# By Donation: Albino kribs, asian stone catfish, killi's



## Grete_J (Oct 5, 2010)

Getting out of the fish hobby to focus on my reptile keeping. I have 2 albino kribs, 12ish asian stone catfish that need to find homes. All fish are by donation with all proceeds going to the BC Reptile Club.

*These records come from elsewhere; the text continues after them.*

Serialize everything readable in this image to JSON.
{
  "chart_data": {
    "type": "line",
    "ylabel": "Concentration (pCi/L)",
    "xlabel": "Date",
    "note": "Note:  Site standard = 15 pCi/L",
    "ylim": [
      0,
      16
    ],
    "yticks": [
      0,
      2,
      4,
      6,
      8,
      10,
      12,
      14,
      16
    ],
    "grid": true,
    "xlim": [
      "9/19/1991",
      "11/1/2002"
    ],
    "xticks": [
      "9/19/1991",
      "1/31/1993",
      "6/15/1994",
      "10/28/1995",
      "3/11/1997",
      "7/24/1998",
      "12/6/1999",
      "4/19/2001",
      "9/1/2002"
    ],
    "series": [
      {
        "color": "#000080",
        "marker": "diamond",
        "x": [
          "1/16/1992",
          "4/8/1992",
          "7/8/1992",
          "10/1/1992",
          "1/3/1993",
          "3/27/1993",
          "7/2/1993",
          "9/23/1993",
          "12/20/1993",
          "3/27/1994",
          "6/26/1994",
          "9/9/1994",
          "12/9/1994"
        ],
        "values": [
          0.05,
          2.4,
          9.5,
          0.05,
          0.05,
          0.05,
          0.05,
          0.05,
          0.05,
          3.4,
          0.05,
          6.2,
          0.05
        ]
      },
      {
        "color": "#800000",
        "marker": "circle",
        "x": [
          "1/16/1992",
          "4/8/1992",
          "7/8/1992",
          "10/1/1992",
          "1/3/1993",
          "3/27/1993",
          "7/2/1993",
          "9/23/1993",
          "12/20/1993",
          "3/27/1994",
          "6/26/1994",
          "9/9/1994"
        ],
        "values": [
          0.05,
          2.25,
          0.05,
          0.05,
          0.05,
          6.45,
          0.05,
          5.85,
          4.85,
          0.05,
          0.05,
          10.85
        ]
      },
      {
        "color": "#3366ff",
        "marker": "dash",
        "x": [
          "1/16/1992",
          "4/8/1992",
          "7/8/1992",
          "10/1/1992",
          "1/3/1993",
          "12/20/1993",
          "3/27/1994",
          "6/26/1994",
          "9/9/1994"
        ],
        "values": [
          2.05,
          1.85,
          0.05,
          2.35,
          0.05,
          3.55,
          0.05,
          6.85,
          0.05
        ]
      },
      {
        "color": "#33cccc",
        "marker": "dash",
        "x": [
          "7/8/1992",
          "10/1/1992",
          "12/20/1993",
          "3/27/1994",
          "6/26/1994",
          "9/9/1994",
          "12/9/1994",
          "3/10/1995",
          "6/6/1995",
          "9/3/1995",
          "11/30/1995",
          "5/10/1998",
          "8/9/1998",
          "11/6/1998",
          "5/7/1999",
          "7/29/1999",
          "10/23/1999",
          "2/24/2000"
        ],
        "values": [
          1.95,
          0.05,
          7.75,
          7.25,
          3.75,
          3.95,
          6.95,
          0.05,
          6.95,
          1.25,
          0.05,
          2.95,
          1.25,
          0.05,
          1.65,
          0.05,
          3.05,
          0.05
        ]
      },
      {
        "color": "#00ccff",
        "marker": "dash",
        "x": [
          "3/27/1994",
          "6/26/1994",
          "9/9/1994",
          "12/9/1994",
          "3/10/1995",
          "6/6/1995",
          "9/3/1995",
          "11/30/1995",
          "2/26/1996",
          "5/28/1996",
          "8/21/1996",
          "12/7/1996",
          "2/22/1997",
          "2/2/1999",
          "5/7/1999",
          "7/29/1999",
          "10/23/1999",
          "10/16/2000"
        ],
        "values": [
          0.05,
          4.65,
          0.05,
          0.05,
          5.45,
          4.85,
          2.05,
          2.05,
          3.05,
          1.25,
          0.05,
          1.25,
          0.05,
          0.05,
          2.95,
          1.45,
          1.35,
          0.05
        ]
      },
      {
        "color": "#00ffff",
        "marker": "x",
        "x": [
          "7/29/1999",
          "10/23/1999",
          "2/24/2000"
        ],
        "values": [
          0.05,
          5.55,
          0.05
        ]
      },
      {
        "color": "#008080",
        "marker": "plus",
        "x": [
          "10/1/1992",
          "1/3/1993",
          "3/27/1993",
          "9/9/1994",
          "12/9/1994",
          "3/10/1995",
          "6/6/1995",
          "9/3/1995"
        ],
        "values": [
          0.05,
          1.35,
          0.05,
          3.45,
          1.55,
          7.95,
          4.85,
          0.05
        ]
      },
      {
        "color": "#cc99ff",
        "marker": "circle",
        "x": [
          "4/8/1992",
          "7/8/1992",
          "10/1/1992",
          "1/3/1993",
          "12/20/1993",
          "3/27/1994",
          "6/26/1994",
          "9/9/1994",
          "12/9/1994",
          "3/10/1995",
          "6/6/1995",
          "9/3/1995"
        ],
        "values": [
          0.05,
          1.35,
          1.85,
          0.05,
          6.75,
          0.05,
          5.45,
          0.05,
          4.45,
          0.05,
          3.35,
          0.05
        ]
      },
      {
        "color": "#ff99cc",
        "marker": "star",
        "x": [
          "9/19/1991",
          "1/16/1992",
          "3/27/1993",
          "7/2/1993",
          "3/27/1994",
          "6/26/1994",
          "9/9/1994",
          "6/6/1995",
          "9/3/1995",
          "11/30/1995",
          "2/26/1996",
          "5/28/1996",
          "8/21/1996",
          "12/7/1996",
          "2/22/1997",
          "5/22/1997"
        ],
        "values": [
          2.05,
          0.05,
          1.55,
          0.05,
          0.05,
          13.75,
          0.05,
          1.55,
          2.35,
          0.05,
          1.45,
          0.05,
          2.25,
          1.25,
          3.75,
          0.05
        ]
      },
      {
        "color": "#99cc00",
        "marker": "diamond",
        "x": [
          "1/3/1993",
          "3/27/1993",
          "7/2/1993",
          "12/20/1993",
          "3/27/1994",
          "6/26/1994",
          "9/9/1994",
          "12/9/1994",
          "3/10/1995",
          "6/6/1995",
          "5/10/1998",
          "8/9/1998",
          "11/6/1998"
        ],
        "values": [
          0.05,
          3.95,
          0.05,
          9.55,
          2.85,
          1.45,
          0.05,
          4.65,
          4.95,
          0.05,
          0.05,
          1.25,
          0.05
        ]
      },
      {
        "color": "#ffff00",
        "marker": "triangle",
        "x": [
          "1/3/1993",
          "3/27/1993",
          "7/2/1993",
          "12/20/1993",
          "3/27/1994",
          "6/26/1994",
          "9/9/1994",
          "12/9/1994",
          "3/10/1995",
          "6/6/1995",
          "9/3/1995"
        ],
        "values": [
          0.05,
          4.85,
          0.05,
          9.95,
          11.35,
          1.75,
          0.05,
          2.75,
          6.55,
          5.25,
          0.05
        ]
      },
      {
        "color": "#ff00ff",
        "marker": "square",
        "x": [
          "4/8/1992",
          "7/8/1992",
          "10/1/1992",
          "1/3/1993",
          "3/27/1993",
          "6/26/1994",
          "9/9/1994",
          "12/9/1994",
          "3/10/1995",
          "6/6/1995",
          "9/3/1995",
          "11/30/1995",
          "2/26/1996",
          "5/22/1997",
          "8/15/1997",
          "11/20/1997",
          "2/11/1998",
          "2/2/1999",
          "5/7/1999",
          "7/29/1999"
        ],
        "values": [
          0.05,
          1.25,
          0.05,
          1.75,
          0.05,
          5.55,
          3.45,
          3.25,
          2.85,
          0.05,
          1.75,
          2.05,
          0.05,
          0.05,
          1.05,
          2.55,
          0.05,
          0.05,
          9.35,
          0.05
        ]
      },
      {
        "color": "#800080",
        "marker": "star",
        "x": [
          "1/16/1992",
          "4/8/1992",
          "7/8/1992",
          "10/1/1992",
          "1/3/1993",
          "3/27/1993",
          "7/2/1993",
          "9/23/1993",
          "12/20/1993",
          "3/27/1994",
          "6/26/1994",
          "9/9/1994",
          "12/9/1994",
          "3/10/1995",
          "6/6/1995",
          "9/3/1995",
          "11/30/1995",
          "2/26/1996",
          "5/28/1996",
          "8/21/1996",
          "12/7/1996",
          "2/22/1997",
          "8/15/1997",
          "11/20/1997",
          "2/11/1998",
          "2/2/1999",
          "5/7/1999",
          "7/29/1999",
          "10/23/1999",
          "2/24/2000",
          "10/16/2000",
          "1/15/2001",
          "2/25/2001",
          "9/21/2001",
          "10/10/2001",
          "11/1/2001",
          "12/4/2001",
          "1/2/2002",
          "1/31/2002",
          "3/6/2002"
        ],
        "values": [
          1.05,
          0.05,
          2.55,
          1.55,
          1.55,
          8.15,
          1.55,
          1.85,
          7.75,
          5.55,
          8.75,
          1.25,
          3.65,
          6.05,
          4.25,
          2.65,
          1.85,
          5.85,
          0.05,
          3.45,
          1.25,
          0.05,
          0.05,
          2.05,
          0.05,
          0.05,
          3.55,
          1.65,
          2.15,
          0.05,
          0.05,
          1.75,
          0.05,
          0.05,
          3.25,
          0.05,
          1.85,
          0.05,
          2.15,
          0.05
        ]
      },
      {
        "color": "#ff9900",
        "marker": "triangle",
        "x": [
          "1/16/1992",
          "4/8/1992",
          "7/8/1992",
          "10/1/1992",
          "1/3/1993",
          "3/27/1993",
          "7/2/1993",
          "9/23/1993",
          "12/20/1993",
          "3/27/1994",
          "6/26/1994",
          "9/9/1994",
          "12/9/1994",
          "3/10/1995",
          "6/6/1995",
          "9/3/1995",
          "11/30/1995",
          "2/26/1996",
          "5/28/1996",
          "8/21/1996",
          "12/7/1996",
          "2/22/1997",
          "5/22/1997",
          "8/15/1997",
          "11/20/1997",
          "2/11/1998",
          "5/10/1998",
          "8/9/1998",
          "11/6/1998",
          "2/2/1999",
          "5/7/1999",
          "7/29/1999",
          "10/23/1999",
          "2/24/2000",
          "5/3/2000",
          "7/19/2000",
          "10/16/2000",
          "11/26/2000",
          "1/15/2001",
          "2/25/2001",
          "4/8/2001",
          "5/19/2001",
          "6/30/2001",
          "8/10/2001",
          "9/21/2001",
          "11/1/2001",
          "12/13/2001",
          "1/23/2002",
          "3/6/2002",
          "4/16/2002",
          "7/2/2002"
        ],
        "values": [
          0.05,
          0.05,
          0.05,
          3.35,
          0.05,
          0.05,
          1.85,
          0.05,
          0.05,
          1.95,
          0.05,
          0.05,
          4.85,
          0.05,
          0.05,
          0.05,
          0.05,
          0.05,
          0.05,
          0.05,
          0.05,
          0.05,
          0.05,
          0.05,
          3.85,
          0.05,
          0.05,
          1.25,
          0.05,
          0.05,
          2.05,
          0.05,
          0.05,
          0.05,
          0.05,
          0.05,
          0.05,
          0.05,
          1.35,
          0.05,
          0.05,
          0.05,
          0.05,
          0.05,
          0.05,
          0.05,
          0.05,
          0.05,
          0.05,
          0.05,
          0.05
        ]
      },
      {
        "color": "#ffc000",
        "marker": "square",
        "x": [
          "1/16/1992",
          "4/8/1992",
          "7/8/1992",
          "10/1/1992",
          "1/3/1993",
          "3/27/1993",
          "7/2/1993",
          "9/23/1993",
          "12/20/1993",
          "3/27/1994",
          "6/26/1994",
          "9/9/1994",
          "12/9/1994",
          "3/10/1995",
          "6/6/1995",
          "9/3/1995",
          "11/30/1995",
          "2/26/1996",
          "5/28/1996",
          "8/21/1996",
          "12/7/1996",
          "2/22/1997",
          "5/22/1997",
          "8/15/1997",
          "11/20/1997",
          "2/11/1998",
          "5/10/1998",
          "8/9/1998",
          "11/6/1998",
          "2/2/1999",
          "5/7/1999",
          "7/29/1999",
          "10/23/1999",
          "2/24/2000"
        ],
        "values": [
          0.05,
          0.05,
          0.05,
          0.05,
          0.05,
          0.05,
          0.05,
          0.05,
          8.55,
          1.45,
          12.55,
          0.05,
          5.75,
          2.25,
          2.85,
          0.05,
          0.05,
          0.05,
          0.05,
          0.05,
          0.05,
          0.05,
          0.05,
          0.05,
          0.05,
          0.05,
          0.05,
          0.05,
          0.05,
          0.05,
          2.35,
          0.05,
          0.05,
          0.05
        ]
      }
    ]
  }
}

I've also got several pieces of driftwood that's also by donation.


----------



## Grete_J (Oct 5, 2010)

Sunny Sunday bump!


----------



## rave93 (Dec 7, 2010)

can i get an asian stone catfish?


----------



## Grete_J (Oct 5, 2010)

Sure, they're pretty tiny!


----------



## Grete_J (Oct 5, 2010)

Bump it ttt....


----------



## jack1233 (Jul 15, 2010)

Any photos?


----------



## cpool (Apr 30, 2010)

What kind of killi's are they?


----------



## Grete_J (Oct 5, 2010)

Will get photos up tonight. The killi's are fundulopanchax gardneri's


----------



## Grete_J (Oct 5, 2010)

Bump.... photo's added. If the kribs don't go soon, I may be tempted to sell my 5G shrimpy tank instead....


----------



## eternity302 (Apr 22, 2010)

Typo on your Kribs... All for $0 =) NICE!


----------



## Grete_J (Oct 5, 2010)

Thank you!


----------



## Grete_J (Oct 5, 2010)

Bump it ttt!!


----------



## Grete_J (Oct 5, 2010)

Bump & price change


----------



## Grete_J (Oct 5, 2010)

Bump bump!!


----------



## Grete_J (Oct 5, 2010)

Updated....

Almost full 150 gram container of NLS Cichlid Formula food also by donation...


----------



## Grete_J (Oct 5, 2010)

Gone! $20 raised for the BCRC! Thanks everyone


----------